A further complication is that the personnel privacy statutes for state agencies, local school units, and community colleges say that the public agency “shall maintain a record of each of its employees showing, the following information with respect to each such employee…” This language is followed by the list of information that is public record, which now includes the general description of the reason for promotions, and a copy of the written notice of dismissal. For the other public agencies, including cities and counties, the statute simply provides the list of information that is “a matter of public record.”
Under the typical reading of the public records requirements of Chapter 132, an agency is not required to create records in response to a public records request. (See G.S. 132-6.2(e), “Nothing in this section shall be construed to require a public agency to respond to a request for a copy of a public record by creating or compiling a record that does not exist.”) Under the new personnel privacy provisions, however, there appear to be categories of information to which the public has a right of access, perhaps even if the agency did not see fit to create a record of them for its own purposes. It’s possible to read the statute as expressing a legislative directive that the public is entitled to this information if it is available, regardless of whether it exists in records created by the agency. This may be a reasonable interpretation of the requirement to provide a description of the reasons for a promotion, although it’s hard to imagine how this would apply to former employees, if no record or information about such reasons exists.

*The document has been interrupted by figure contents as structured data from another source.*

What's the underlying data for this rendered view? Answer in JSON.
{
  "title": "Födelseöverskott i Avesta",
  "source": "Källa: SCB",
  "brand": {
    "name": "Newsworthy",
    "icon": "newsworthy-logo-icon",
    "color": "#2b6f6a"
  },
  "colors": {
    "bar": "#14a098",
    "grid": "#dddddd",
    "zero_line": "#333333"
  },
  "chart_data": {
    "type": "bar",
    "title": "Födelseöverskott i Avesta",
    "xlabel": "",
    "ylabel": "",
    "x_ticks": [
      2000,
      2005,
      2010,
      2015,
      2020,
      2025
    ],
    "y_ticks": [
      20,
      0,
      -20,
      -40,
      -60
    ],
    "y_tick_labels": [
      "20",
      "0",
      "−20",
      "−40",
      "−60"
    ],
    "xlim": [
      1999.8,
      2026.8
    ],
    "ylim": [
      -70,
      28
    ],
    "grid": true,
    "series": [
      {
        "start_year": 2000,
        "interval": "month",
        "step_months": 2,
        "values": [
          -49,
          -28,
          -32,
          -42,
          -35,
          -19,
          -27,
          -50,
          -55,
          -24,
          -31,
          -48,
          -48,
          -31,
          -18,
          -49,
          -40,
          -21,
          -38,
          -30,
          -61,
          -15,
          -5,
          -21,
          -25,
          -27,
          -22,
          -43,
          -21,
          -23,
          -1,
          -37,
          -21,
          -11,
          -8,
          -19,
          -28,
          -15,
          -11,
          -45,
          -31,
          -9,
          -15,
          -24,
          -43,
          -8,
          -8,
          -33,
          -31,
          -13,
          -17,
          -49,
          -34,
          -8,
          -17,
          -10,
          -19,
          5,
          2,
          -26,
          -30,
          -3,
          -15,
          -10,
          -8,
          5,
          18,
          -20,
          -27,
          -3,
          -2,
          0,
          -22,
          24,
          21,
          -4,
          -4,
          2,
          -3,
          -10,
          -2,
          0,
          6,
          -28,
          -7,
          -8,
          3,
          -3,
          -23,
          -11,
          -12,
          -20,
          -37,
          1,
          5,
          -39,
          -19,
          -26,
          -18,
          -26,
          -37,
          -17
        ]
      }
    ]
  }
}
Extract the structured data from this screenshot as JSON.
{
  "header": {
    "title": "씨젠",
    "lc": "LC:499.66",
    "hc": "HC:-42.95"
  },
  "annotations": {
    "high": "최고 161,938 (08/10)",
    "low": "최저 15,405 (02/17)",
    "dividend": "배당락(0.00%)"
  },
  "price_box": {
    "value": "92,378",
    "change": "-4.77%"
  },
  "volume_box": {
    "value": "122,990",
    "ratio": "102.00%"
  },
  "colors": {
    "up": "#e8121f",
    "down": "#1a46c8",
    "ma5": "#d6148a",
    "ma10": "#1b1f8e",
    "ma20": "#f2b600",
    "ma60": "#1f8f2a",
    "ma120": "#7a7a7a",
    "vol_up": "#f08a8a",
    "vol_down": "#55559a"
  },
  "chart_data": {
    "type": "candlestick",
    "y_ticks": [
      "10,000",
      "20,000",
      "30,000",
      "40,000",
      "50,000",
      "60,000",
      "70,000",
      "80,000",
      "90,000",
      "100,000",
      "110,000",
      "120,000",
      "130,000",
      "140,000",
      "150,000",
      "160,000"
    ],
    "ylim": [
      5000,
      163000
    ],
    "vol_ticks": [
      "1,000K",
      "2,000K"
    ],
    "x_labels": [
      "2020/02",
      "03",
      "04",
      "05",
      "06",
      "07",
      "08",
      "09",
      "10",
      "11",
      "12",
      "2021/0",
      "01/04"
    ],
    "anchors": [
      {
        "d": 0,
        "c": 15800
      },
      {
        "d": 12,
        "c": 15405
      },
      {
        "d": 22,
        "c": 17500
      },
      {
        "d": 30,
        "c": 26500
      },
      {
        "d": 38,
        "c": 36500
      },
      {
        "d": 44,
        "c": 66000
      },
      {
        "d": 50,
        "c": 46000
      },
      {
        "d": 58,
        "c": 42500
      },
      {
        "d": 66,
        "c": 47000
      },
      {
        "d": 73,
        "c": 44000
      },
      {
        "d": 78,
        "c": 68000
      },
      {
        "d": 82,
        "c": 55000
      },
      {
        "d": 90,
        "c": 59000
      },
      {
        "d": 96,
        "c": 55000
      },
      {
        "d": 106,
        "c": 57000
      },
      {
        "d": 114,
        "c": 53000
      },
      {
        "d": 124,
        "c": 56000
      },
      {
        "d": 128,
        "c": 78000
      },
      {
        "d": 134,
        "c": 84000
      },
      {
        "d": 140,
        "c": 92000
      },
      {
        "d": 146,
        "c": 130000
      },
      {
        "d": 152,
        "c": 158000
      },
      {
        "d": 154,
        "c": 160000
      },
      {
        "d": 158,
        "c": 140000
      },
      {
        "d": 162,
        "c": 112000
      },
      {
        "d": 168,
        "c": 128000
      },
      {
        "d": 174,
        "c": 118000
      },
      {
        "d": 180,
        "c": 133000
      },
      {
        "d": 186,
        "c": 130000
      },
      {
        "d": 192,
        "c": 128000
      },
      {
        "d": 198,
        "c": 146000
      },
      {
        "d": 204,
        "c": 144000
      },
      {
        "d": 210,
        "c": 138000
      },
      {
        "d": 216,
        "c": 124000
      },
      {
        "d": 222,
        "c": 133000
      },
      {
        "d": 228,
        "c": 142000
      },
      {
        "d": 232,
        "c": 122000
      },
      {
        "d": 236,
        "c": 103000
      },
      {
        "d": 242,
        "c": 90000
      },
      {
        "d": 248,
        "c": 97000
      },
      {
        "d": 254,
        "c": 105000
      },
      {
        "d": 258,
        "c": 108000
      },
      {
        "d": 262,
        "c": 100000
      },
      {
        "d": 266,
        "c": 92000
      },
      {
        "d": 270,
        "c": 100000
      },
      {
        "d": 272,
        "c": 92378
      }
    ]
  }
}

As suggested above, however, it may be more problematic to assume that the requirement to provide “a copy” of the written notice of dismissal creates an obligation to create the notice in cases where the law doesn’t already require it. The language of this provision seems to assume that a document exists. Therefore, an alternative reading, consistent with the usual interpretation of the public records law, is that access to a copy of the written notice is required only if the record exists, but that the provision does not impose a requirement to create the record.
These provisions became effective October 1, 2010.